I'm not following what this is supposed to do. If you are worried
about this, why don't you just mask off the top bit.


>            For NIST curves, the peers perform point multiplication using
>            d_U and q_V to get point P.
>
>            For NIST curves, peers verify that P is not a point at
>            infinity.  If P is a point at infinity, the key exchange MUST
>            fail.

Why is this text here? It describes the client's behavior.

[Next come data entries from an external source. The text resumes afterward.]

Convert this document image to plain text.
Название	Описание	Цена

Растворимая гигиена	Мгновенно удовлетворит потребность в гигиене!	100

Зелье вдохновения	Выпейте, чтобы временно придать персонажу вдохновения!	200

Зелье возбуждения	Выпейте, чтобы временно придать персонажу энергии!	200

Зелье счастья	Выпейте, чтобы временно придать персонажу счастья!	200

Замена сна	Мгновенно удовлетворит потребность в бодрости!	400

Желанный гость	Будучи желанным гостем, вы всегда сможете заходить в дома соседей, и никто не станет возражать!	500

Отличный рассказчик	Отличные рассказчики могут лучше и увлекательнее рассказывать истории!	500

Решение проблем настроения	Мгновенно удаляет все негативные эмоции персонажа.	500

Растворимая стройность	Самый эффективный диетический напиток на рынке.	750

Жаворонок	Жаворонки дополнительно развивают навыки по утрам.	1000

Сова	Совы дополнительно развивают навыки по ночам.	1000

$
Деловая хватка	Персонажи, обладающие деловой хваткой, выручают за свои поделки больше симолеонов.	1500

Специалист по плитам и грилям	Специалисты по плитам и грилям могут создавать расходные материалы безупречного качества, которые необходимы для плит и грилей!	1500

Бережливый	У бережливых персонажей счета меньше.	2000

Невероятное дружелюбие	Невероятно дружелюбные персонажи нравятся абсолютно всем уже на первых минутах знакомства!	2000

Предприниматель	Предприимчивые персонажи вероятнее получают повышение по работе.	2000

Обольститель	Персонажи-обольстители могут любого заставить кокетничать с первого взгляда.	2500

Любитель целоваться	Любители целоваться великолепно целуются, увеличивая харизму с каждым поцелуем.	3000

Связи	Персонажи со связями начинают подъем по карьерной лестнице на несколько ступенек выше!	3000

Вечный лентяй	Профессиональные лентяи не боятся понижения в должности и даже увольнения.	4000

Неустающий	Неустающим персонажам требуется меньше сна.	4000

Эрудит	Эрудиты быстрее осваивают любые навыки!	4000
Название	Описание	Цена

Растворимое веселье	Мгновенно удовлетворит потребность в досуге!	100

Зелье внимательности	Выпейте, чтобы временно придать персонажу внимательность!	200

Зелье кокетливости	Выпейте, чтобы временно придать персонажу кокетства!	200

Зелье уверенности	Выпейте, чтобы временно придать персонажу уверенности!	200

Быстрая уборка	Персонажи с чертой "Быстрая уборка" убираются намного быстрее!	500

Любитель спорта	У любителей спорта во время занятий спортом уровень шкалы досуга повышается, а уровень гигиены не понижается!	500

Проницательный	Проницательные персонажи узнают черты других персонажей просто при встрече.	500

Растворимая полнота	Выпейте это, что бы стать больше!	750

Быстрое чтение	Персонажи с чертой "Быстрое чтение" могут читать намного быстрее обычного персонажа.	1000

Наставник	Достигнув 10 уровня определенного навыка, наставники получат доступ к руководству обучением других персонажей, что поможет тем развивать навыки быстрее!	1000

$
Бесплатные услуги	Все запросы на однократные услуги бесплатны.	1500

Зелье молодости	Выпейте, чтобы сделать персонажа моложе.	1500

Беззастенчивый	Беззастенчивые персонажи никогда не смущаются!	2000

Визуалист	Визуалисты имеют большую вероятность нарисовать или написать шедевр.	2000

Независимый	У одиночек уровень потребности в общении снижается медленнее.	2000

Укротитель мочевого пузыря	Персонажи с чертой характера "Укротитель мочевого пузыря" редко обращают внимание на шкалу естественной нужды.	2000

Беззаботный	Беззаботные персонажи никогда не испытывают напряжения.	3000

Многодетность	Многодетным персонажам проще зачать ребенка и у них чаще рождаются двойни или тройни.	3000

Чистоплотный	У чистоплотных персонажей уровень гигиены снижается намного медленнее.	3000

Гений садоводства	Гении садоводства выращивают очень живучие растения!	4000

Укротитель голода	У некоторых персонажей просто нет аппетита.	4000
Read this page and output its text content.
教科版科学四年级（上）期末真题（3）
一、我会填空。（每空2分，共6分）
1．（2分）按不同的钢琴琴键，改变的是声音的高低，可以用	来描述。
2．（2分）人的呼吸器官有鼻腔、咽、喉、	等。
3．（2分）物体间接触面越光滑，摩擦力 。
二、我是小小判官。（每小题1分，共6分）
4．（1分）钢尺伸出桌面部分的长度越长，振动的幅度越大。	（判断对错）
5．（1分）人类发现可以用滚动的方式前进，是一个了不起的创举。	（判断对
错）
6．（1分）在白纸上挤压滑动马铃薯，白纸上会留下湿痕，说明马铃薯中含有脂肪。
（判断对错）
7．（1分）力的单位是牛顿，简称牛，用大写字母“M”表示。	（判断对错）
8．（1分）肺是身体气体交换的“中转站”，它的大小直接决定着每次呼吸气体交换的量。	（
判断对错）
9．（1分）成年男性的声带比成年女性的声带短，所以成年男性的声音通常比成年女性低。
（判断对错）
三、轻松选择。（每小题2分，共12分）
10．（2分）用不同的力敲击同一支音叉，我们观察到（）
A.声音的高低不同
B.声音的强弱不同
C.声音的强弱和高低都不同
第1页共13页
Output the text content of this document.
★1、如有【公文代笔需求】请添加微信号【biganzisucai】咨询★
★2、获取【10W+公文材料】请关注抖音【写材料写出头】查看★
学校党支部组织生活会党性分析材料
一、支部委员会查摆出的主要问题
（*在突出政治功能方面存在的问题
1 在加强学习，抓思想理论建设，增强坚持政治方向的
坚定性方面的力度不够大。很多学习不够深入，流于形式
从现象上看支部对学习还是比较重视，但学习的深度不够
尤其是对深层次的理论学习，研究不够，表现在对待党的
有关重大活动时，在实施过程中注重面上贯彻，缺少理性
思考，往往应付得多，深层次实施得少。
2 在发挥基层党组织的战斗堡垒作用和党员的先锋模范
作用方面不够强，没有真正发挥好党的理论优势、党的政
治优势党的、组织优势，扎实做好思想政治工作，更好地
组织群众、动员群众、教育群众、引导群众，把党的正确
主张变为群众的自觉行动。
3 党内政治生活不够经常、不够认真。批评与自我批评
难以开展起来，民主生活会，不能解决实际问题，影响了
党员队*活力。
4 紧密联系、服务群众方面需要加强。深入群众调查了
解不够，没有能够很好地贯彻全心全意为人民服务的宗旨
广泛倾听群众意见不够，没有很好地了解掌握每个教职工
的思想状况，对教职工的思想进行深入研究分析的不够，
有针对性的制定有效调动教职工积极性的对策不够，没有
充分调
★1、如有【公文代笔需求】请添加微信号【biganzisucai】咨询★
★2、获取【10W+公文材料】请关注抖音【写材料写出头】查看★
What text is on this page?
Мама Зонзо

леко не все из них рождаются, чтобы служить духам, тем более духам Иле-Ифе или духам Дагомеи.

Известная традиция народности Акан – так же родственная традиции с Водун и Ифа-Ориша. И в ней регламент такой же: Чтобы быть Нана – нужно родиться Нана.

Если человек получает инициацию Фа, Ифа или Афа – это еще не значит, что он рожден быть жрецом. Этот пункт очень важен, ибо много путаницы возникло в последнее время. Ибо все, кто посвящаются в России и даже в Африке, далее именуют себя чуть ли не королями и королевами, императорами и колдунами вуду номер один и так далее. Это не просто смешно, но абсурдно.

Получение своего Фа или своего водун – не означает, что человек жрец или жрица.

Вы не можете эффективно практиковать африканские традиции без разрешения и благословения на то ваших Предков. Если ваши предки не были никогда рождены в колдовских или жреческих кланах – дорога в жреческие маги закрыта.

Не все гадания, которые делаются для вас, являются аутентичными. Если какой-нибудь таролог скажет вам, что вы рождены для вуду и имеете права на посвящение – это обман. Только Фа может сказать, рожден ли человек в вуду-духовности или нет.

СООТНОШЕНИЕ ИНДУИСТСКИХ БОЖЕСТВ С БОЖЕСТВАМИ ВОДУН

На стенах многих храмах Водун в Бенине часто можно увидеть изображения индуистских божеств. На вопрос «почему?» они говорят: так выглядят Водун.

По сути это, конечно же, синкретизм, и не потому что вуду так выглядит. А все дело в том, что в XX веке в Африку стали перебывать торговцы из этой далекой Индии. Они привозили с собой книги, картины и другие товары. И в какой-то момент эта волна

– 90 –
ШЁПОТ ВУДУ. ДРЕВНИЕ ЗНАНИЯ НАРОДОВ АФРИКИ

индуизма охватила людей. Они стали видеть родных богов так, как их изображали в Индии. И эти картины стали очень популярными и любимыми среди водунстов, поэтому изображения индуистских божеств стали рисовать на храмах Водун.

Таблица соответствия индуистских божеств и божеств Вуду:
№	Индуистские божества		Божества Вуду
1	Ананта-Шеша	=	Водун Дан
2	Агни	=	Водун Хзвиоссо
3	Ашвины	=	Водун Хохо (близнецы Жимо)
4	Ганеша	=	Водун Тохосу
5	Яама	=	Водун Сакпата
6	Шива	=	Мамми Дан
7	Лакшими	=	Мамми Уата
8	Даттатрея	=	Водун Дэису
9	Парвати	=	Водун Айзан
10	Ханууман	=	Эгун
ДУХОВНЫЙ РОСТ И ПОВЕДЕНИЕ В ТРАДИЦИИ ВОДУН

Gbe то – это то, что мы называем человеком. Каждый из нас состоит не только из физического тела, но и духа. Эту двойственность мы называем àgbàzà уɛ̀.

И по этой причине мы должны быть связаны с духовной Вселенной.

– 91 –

>            and q_V.  The result of the function is the shared secret.
>
>            For curve25519 and curve448, if all the octets of the shared
>            secret are zero octets, the key exchange MUST fail.
>
>         H = hash(V_C || V_S || I_C || I_S || K_S || Q_C || Q_S || K).

This kind of just comes out of nowhere. You probably want some
prefatory text.


>
>      7.  C verifies that the key Q_S is valid the same way it is done in
>      step 3.  If the key is not valid the key exchange MUST fail.
>
>      8.  C computes the shared secret K and H and verifies that it is
>      valid the same way it is done in step 5.  It then calls

This check only applies to CFRG curves.


>          string    server public host key and certificates (K_S)
>
>      Since this key exchange method does not require the host key to be
>      used for any encryption operations, this message is OPTIONAL.  If the
>      "null" host key algorithm described in Section 5 of [RFC4462] is
>      used, this message MUST NOT be sent.

I am assuming in this situation there is some other form of
authentication?


>          string    I_C, payload of the client's SSH_MSG_KEXINIT
>          string    I_S, payload of the server's SSH_MSG_KEXINIT
>          string    K_S, server's public host key
>          string    Q_C, client's ephemeral public key octet string
>          string    Q_S, server's ephemeral public key octet string
>          mpint     K,   shared secret

The actual equation is way up above this in the document, which is
presumably not great.


>      Each key exchange method is implicitly registered by this document.
>      The IESG is considered to be the owner of all these key exchange
>      methods; this does NOT imply that the IESG is considered to be the
>      owner of the underlying GSS-API mechanism.
>
>   5.2.1.  gss-nistp256-sha256-*

Again, can you refactor this section so it's not so duplicative.


>      the target the user intended.  Some mechanisms implementations (like
>      commonly used krb5 libraries) may use insecure DNS resolution to
>      canonicalize the target name; in these cases spoofing a DNS response
>      that points to an attacker-controlled machine may results in the user
>      silently delegating credentials to the attacker, who can then
>      impersonate the user at will.

Is this something new in this document?